The Yank in the Black Stetson Hat 

The Incident At The Rupert Hotel 

By G. H. Hadden 

The tavern boy had done nothing at all this afternoon to deserve his
place in the saloon on this improvised surgery table; yet here he is, 
mercifully unconscious and stripped from the waste up.  Doc Abrams 
(more a vet by profession these days, but capable surgeon in a pinch) 
is finishing up with the extraction of the slugs.  There were two 
wounds in all, one in his abdomen just above the right kidney and the 
other a ricochet to the left breast.  That gut shot in the belly made a 
clean hole—-not much damage to the lower intestines and easy enough to 
remove, but the other had tore up a wide gash of flesh, fragmenting the 
bullet into three large shards when it struck and cracked his rib cage. 
 In any case, it's not the wounds but infection that worries him.  
Assisting is Frederick Bolton: clean-cut bartender and sometimes barber 
by trade, outdoorsman by habit.
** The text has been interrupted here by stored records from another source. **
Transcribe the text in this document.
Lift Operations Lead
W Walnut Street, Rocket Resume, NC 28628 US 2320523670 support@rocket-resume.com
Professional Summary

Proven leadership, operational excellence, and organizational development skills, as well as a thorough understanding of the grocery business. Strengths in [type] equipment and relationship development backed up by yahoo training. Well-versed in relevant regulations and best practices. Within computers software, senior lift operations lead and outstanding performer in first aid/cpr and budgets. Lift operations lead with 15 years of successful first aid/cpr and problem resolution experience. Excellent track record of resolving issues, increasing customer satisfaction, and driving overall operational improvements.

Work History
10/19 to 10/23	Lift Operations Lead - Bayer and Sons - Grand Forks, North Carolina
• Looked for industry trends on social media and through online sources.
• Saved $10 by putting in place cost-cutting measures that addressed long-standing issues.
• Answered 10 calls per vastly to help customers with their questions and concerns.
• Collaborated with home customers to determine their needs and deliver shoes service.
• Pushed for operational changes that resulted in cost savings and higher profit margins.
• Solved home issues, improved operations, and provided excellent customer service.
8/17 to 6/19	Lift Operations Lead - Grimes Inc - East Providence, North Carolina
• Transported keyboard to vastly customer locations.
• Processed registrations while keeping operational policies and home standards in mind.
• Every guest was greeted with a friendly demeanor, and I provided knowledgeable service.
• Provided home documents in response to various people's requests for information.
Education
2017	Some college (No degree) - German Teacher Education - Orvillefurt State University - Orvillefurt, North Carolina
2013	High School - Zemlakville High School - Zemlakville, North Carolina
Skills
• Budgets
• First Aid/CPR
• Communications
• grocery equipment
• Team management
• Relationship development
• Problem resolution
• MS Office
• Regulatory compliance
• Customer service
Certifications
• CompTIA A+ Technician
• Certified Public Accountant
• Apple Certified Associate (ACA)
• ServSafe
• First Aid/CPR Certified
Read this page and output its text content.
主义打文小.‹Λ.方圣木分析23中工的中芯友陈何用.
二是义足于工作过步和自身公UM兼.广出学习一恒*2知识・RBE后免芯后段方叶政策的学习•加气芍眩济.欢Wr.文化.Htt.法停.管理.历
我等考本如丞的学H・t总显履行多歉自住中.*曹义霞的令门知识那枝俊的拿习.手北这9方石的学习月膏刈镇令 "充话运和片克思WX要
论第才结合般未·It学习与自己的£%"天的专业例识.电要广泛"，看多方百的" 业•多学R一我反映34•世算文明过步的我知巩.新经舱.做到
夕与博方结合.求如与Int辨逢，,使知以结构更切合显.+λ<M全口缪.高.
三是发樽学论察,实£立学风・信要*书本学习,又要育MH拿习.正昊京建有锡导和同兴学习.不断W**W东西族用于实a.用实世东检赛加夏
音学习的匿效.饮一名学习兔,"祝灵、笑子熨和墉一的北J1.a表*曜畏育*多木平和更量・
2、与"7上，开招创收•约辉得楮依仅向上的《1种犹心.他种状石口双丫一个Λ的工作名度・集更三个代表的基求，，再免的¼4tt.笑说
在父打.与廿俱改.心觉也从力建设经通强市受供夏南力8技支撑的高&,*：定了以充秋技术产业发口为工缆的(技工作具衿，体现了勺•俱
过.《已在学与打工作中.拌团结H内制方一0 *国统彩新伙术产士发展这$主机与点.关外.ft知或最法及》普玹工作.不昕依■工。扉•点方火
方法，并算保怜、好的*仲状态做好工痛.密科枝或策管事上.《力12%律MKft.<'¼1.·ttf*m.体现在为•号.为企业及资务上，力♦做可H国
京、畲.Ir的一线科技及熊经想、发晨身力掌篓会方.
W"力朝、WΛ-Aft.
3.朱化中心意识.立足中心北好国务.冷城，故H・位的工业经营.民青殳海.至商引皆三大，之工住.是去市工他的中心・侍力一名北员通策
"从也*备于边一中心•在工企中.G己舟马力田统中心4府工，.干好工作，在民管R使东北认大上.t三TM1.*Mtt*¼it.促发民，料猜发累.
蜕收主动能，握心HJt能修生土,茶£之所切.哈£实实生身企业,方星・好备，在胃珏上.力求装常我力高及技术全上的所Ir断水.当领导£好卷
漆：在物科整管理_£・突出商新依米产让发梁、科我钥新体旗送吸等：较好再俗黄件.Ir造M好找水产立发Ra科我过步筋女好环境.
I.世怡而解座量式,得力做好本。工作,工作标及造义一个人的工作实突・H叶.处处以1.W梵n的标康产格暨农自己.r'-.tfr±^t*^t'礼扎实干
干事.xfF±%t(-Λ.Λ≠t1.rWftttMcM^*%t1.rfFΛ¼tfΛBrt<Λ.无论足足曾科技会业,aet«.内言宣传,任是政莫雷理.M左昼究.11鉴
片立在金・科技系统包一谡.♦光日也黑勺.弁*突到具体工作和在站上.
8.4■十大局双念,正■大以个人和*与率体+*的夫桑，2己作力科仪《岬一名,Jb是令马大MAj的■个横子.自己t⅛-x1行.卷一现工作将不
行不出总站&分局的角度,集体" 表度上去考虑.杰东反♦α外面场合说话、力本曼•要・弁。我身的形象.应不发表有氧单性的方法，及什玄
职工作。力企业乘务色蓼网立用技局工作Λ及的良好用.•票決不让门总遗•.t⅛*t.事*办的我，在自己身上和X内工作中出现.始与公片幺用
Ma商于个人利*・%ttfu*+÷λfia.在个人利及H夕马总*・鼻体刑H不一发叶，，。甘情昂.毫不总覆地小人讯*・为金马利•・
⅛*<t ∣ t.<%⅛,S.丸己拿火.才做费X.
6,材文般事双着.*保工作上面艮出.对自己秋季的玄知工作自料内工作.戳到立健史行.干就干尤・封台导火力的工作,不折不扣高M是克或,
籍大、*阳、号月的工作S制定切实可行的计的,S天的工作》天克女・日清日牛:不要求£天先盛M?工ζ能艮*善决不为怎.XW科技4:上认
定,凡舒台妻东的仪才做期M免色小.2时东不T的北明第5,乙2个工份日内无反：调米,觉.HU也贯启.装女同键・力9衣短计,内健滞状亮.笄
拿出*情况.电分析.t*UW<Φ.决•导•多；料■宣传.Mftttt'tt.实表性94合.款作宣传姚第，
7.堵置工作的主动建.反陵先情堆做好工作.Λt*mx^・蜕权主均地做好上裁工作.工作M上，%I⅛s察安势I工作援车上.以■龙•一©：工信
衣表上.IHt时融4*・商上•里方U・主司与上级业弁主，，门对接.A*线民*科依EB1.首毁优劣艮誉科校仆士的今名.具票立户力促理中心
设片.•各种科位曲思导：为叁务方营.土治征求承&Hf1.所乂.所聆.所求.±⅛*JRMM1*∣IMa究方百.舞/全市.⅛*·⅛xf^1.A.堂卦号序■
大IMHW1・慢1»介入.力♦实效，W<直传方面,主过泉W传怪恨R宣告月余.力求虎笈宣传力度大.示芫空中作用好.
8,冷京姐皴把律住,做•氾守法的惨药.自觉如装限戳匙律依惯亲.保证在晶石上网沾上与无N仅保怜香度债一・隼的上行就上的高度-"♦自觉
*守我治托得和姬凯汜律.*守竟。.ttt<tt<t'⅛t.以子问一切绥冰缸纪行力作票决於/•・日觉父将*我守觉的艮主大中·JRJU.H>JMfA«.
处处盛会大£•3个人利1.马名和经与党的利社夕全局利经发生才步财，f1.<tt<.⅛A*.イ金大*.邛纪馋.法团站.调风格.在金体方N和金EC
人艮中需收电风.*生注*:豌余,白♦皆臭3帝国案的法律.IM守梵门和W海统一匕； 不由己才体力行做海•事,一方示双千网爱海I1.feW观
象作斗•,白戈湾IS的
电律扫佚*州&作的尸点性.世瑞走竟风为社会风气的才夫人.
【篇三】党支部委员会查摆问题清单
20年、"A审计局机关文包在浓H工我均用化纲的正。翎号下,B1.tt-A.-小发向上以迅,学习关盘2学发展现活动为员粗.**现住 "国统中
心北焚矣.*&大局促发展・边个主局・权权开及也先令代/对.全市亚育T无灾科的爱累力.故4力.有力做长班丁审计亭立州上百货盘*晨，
Though he's had no formal medical 
training he has set many a bone and pulled many a rancid tooth. He's 
also delivered a babe, extracted his share of bullets and cleansed a 
war wound or two in his thirty-five years of life; so in Doc Ferguson's 
absence he's the only one with the cool detached composure for the job 
at hand—-that is, to keep the restless boy tied down to the table and 
the bleeding under control.  Kyle's quite out of it, but he's far from 
resting easy. 

News spread fast through Little Crest when the children brought him in,
like a wild fire in July, even if it's only the third week in June.  
Now everything's on hold, and the Mounties have set off south down the 
Weyburn road, riding hard after "The Yank".  More and more, the anxious 
townsfolk are stopping by outside the Rupert Hotel to keep vigil with 
hats in hand, both out of apprehension and respect. They shoo away 
their curious children's efforts to cup their hands around their eyes 
and press their faces against the glass for a look-see inside.  Can it 
really be true?  Is that really Kyle in there?  That handsome hometown 
real-life hero pictured with a stoked up grin on page one of the Little 
Crest Gazette...shot...maybe mortally wounded...just left on the side 
of the road to die?  The eldest of the Slocan boys—-the kid who 
single-handedly relieved "The Yank In The Black Stetson Hat" of his 
gun, and almost single-handedly saved the day? 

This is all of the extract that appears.